Of the five subtypes, luminal A, basal-like, and ERBB2+ subtype clusters were well-defined. However, the three tumors showing highest correlation with luminal B centroids were scattered in luminal A and ERBB2+ clusters. The typically expressed genes in luminal B cluster in the study of Sorlie et al (10), GGH, LAPTM4B, PRDX4 and SQLE, did not produce any cluster at all in this study. While significant number of tumors was clustered with normal tissues, only one tumor was highly correlated with normal centroid. Two tumors that did not have high correlation with any of five centroids and three luminal A tumors were clustered with this normal centroid tumor and normal tissues.

Association with clinicopathologic data and patient prognosis

The clinicopathologic data of tumors are shown in Fig. 2. The lymph node status (positive or negative) was not different between molecular subtypes (p>0.05), while luminal/normal showed higher ER/PR positivity than ERBB2+/basal subtypes (85.3 and 8.8%, respectively, p<0.001). The proportion of nuclear grade 3 tumors were significantly higher in ERBB2/basal compared to luminal/normal subtypes (76.5 and 37.1%, respectively, p<0.001). Tumors with high p53 (≥10%) and high proliferating tumors with Ki-67 ≥10% were also more in ERBB2+/basal than luminal/normal tumors (55.9 vs. 30.3% for p53, p=0.035; 76.9 vs. 33.3% for Ki-67, p=0.001). The percentage of tumors with very high Ki-67 expression (≥50%) and p53 mutation score (≥50%) were higher in basal subtype than ERBB2+ tumors (25 vs. 10% for Ki-67; 61.1 vs. 30.8% for p53). HER-2 positivity with IHC was found frequently in luminal (50%) as well as in ERBB2+ (87.5%) subtypes, but rarely in basal tumors (27.8%).

Figure 2.

Figure 2

Dendrogram of 69 breast cancer specimens and three normal tissues analyzed by hierarchical clustering using intrinsic gene set (top), and pathological and IHC parameters of each tumor samples (bottom).
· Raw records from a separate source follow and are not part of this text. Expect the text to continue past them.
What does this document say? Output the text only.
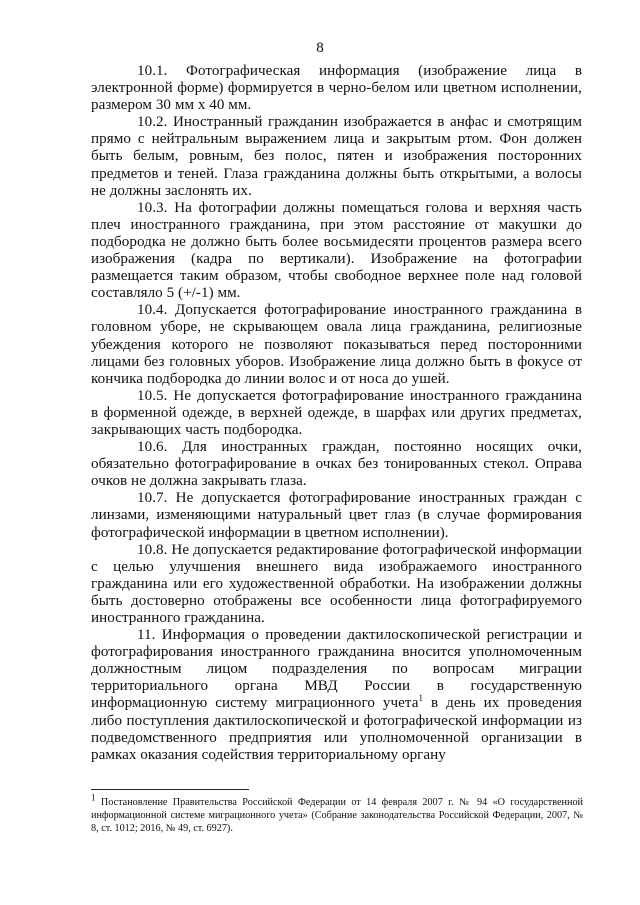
8

10.1. Фотографическая информация (изображение лица в электронной форме) формируется в черно-белом или цветном исполнении, размером 30 мм х 40 мм.

10.2. Иностранный гражданин изображается в анфас и смотрящим прямо с нейтральным выражением лица и закрытым ртом. Фон должен быть белым, ровным, без полос, пятен и изображения посторонних предметов и теней. Глаза гражданина должны быть открытыми, а волосы не должны заслонять их.

10.3. На фотографии должны помещаться голова и верхняя часть плеч иностранного гражданина, при этом расстояние от макушки до подбородка не должно быть более восьмидесяти процентов размера всего изображения (кадра по вертикали). Изображение на фотографии размещается таким образом, чтобы свободное верхнее поле над головой составляло 5 (+/-1) мм.

10.4. Допускается фотографирование иностранного гражданина в головном уборе, не скрывающем овала лица гражданина, религиозные убеждения которого не позволяют показываться перед посторонними лицами без головных уборов. Изображение лица должно быть в фокусе от кончика подбородка до линии волос и от носа до ушей.

10.5. Не допускается фотографирование иностранного гражданина в форменной одежде, в верхней одежде, в шарфах или других предметах, закрывающих часть подбородка.

10.6. Для иностранных граждан, постоянно носящих очки, обязательно фотографирование в очках без тонированных стекол. Оправа очков не должна закрывать глаза.

10.7. Не допускается фотографирование иностранных граждан с линзами, изменяющими натуральный цвет глаз (в случае формирования фотографической информации в цветном исполнении).

10.8. Не допускается редактирование фотографической информации с целью улучшения внешнего вида изображаемого иностранного гражданина или его художественной обработки. На изображении должны быть достоверно отображены все особенности лица фотографируемого иностранного гражданина.

11. Информация о проведении дактилоскопической регистрации и фотографирования иностранного гражданина вносится уполномоченным должностным лицом подразделения по вопросам миграции территориального органа МВД России в государственную информационную систему миграционного учета$^1$ в день их проведения либо поступления дактилоскопической и фотографической информации из подведомственного предприятия или уполномоченной организации в рамках оказания содействия территориальному органу

$^1$ Постановление Правительства Российской Федерации от 14 февраля 2007 г. № 94 «О государственной информационной системе миграционного учета» (Собрание законодательства Российской Федерации, 2007, № 8, ст. 1012; 2016, № 49, ст. 6927).
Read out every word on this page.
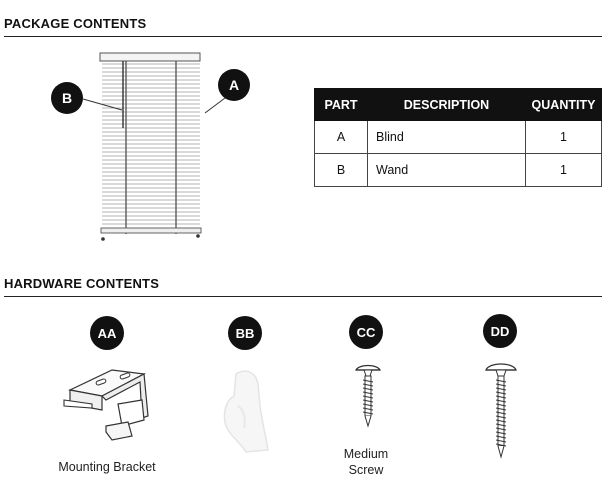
PACKAGE CONTENTS
B
A
PART	DESCRIPTION	QUANTITY
A	Blind	1
B	Wand	1
HARDWARE CONTENTS
AA	BB	CC	DD
Mounting Bracket
Medium
Screw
The color scheme of dendrogram is identical to that of Fig. 1. LN, lymph node status of each tumor. Green squares are for positive lymph node metastasis and blanks for negative lymph node; ER/PR, dark blue squares are for tumors with both ER and PR positive by IHC, light blue squares for tumors positive for only one of ER or PR, and blanks for tumors negative for both ER and PR; NG, nuclear grade. Red squares are for grade 3 tumors and blanks for grade 1 or 2; P53 and Ki-67, red squares are for tumors with percentage of positively stained cells in IHC ≥50%, pink squares for ≥10% and <50%, and blanks for <10%; HER-2, red squares are for HER-2 score of 3+ by IHC, pink squares are for 2+, and blank for 1+ or 0. All the gray squares shown in this figures are for missing data of each variable.

In a univariate Kaplan-Meier analysis for the distant metastasis-free survival, patients with luminal A type tumors showed considerably better outcome, whereas the basal and ERBB2+ subgroups had worse prognosis (p=0.01) (Fig. 3A). This is consistent with the results of previous studies (911).

Figure 3.

Figure 3

Kaplan-Meier analysis of disease outcome. (A) Time to development of distant metastasis of the Korean patients stratified according to the molecular subtypes defined by correlation to the five centroids as shown in Fig. 1. Curves for luminal B and normal-like subtypes were not shown here because of the small number of cases assigned to those subtypes. (B) Distant recurrence-free survival curves showing the excellent outcome of the tumors which were low-confidence and clustered with normal tissues in the intrinsic gene analysis, and the worst outcome of the tumors which were low-confidence but not clustered with normal tissues. Patients with distant metastasis at the time of diagnosis (operation) were excluded from all the survival analysis.

Another interesting finding is that ‘low-confidence tumors’ showed distinct survival patterns. Low-confidence tumors were those that had no exclusive correlation with a specific centroid. We arbitrarily defined low-confidence as when the difference between 1st and 2nd high correlation with centroids is <0.1. There were 18 such tumors in this data set. Five of them were clustered with normal tissues and showed excellent outcome without recurrence during follow-up. On the other hand, 13 non-normal clustered low-confidence tumors had the worst prognoses (p<0.01) (Fig. 3B).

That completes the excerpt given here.